É desta forma que o Papa Francisco reage aos três estudos reunidos em “Desmasculinizar a Igreja?” – Análise crítica dos “princípios” de Hans Urs von Balthasar, livro que será publicado pela Paulinas Editora nesta semana, e que será apresentado na Feira do Livro de Lisboa, no próximo domingo, dia 2 de junho, às 18 horas. Intervêm o dominicano frei José Nunes, Teresa Toldy, autora do livro Deus e a Palavra de Deus nas Teologias Feministas, e Teresa Bartolomei, do Centro de Investigação em Teologia e Estudos de Religião (CITER), da Universidade Católica Portuguesa. Os textos correspondem às intervenções das teólogas Lucia Vantini e Linda Pocher, bem como do teólogo Luca Castiglioni, numa reunião do Conselho dos Cardeais, a convite do Papa.
“A quem reivindica relações mais justas e evangélicas entre homens e mulheres na Igreja, é costume responder com uma redutora reproposta do «princípio mariano-petrino» de Hans Urs von Balthasar (1905-1988), um dispositivo que deveria valorizar as diferenças, mas que, na realidade, marginaliza as mulheres, idealizando-as, e funciona como legitimação de privilégios e injustiças”, lê-se na síntese de apresentação do livro.
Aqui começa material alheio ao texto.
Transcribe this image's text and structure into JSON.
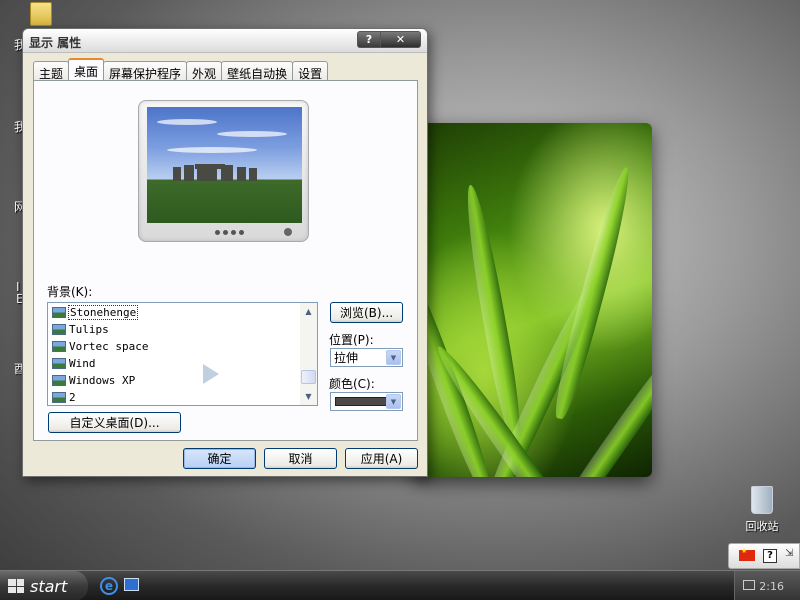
{
  "window": {
    "title": "显示 属性",
    "help_button": "?",
    "close_button": "✕"
  },
  "tabs": [
    {
      "label": "主题"
    },
    {
      "label": "桌面",
      "active": true
    },
    {
      "label": "屏幕保护程序"
    },
    {
      "label": "外观"
    },
    {
      "label": "壁纸自动换"
    },
    {
      "label": "设置"
    }
  ],
  "desktop_tab": {
    "background_label": "背景(K):",
    "backgrounds": [
      {
        "name": "Stonehenge",
        "selected": true
      },
      {
        "name": "Tulips"
      },
      {
        "name": "Vortec space"
      },
      {
        "name": "Wind"
      },
      {
        "name": "Windows XP"
      },
      {
        "name": "2"
      }
    ],
    "browse_button": "浏览(B)...",
    "position_label": "位置(P):",
    "position_value": "拉伸",
    "color_label": "颜色(C):",
    "color_value": "#4a4a4a",
    "customize_button": "自定义桌面(D)..."
  },
  "dialog_buttons": {
    "ok": "确定",
    "cancel": "取消",
    "apply": "应用(A)"
  },
  "desktop": {
    "recycle_bin_label": "回收站",
    "left_fragments": [
      "我",
      "我",
      "网",
      "I",
      "E",
      "酉"
    ]
  },
  "langbar": {
    "help": "?"
  },
  "taskbar": {
    "start_label": "start",
    "clock": "2:16"
  }
}
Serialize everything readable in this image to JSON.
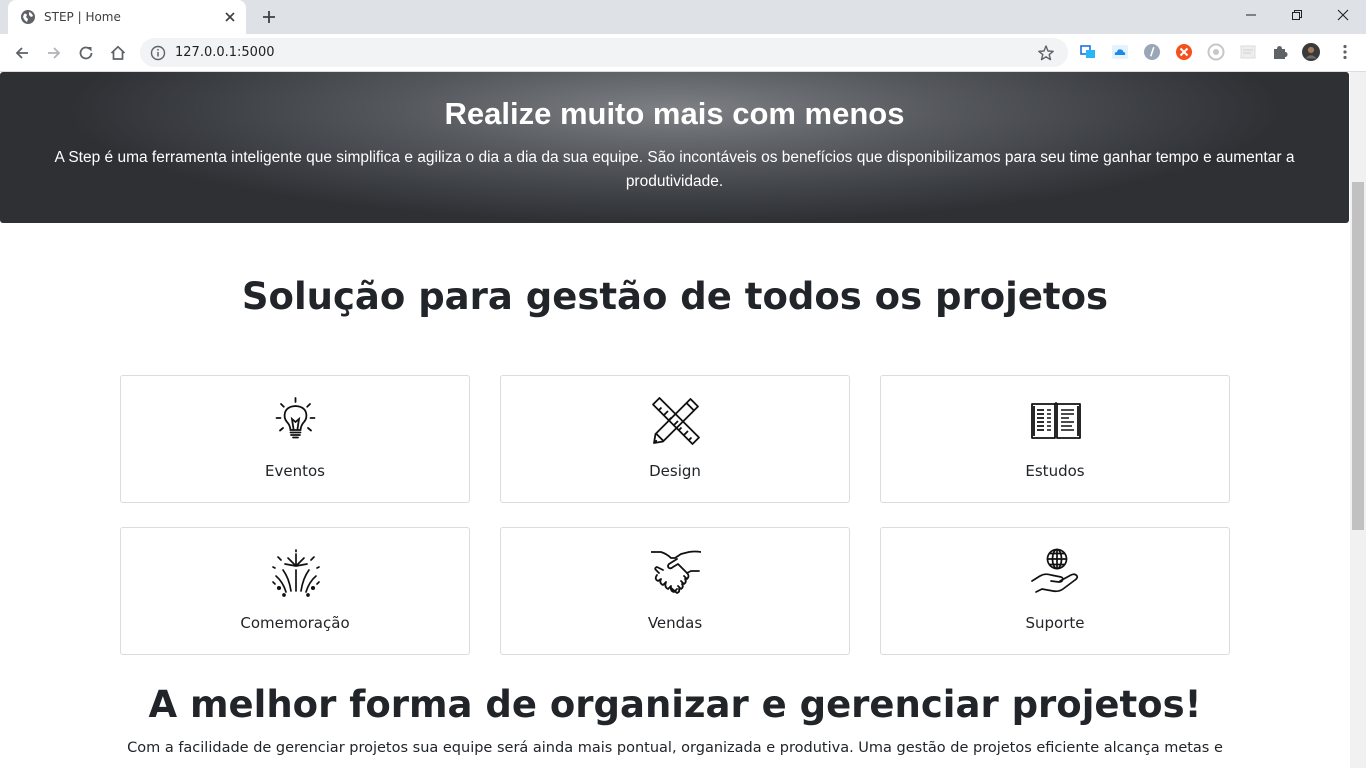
{
  "browser": {
    "tab_title": "STEP | Home",
    "url": "127.0.0.1:5000",
    "extensions": [
      "screen-capture-icon",
      "cloud-icon",
      "script-icon",
      "orange-extension-icon",
      "refresh-circle-icon",
      "blank-extension-icon",
      "puzzle-icon",
      "profile-avatar"
    ]
  },
  "hero": {
    "title": "Realize muito mais com menos",
    "text": "A Step é uma ferramenta inteligente que simplifica e agiliza o dia a dia da sua equipe. São incontáveis os benefícios que disponibilizamos para seu time ganhar tempo e aumentar a produtividade."
  },
  "solutions": {
    "title": "Solução para gestão de todos os projetos",
    "cards": [
      {
        "label": "Eventos",
        "icon": "lightbulb-icon"
      },
      {
        "label": "Design",
        "icon": "pencil-ruler-icon"
      },
      {
        "label": "Estudos",
        "icon": "open-book-icon"
      },
      {
        "label": "Comemoração",
        "icon": "fireworks-icon"
      },
      {
        "label": "Vendas",
        "icon": "handshake-icon"
      },
      {
        "label": "Suporte",
        "icon": "globe-hand-icon"
      }
    ]
  },
  "organize": {
    "title": "A melhor forma de organizar e gerenciar projetos!",
    "text": "Com a facilidade de gerenciar projetos sua equipe será ainda mais pontual, organizada e produtiva. Uma gestão de projetos eficiente alcança metas e"
  },
  "colors": {
    "hero_dark": "#3b3e43",
    "hero_light": "#7d8085",
    "card_border": "#dcdcdc",
    "text": "#212529"
  }
}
É daí que parte o contributo de Lucia Vantini, “propondo a redescoberta das mulheres reais, interrogando a consciência masculina e dando vida a uma cultura do nós, da complexidade, da interconexão, da liberdade da diferença e na diferença.
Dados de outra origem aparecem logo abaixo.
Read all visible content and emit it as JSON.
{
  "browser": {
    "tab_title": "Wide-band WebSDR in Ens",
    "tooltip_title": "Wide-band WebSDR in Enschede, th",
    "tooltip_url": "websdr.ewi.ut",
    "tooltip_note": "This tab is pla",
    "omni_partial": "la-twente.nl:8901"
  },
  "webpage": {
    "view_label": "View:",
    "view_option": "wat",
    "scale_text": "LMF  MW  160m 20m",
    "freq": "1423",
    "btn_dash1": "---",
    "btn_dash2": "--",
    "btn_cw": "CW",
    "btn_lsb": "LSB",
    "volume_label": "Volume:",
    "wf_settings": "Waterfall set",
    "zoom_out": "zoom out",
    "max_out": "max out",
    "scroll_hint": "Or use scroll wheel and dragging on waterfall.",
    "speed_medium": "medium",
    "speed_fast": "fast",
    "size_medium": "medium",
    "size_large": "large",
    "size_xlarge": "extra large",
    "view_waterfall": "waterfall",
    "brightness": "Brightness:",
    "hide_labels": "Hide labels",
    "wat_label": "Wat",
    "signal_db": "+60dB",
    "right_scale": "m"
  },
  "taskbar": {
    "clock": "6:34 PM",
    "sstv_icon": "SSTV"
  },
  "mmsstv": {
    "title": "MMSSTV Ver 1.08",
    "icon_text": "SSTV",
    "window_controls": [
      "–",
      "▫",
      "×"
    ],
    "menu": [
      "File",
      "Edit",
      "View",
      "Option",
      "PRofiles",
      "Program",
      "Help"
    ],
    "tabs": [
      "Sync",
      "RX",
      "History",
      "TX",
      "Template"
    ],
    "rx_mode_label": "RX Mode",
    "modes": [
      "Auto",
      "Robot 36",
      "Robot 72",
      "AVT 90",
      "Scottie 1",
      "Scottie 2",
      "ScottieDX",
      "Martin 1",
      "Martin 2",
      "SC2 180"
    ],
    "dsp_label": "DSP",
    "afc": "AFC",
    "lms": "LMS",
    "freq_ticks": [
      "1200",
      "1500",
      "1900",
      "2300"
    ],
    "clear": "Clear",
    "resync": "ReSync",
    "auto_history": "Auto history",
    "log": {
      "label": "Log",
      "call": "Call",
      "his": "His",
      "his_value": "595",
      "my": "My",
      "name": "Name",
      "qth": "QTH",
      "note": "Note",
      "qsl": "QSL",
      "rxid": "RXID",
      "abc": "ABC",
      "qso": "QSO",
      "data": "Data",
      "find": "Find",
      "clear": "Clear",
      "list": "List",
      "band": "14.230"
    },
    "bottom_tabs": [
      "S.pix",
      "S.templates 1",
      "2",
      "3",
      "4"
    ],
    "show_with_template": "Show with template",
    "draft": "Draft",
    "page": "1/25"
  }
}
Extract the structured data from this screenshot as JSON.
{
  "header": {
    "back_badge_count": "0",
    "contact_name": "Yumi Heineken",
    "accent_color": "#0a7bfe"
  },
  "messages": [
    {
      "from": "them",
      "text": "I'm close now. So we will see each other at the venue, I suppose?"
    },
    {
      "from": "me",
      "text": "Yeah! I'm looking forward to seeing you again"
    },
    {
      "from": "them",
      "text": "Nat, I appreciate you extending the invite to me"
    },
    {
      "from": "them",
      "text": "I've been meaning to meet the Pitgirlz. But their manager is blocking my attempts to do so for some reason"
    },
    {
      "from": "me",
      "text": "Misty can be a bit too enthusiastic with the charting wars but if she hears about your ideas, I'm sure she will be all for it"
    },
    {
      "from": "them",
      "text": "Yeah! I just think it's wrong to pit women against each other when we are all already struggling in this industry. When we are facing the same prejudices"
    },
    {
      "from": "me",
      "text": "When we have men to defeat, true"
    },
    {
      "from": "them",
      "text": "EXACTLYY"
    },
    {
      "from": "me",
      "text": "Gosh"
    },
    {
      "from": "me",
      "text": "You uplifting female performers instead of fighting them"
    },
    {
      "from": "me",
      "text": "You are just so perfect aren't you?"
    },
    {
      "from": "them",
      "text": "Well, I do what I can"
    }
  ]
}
Luca Castiglioni recupera o “menos conhecido «princípio joanino», reflete sobre a «masculinidade tóxica» na subjetividade e no agir dos ministros ordenados, e propõe caminhos de mudança no exercício da autoridade e de descoberta da reciprocidade na relação com as mulheres”. Finalmente, o terceiro estudo, de Linda Pocher, apresenta uma releitura de duas cenas bíblicas que dizem respeito à mãe de Jesus. “Distanciando-se de visões estereotipadas e abstratas, deixa entrever uma história de forte protagonismo feminino: a mãe de Jesus é, juntamente com outras mulheres, discípula e mistagoga.”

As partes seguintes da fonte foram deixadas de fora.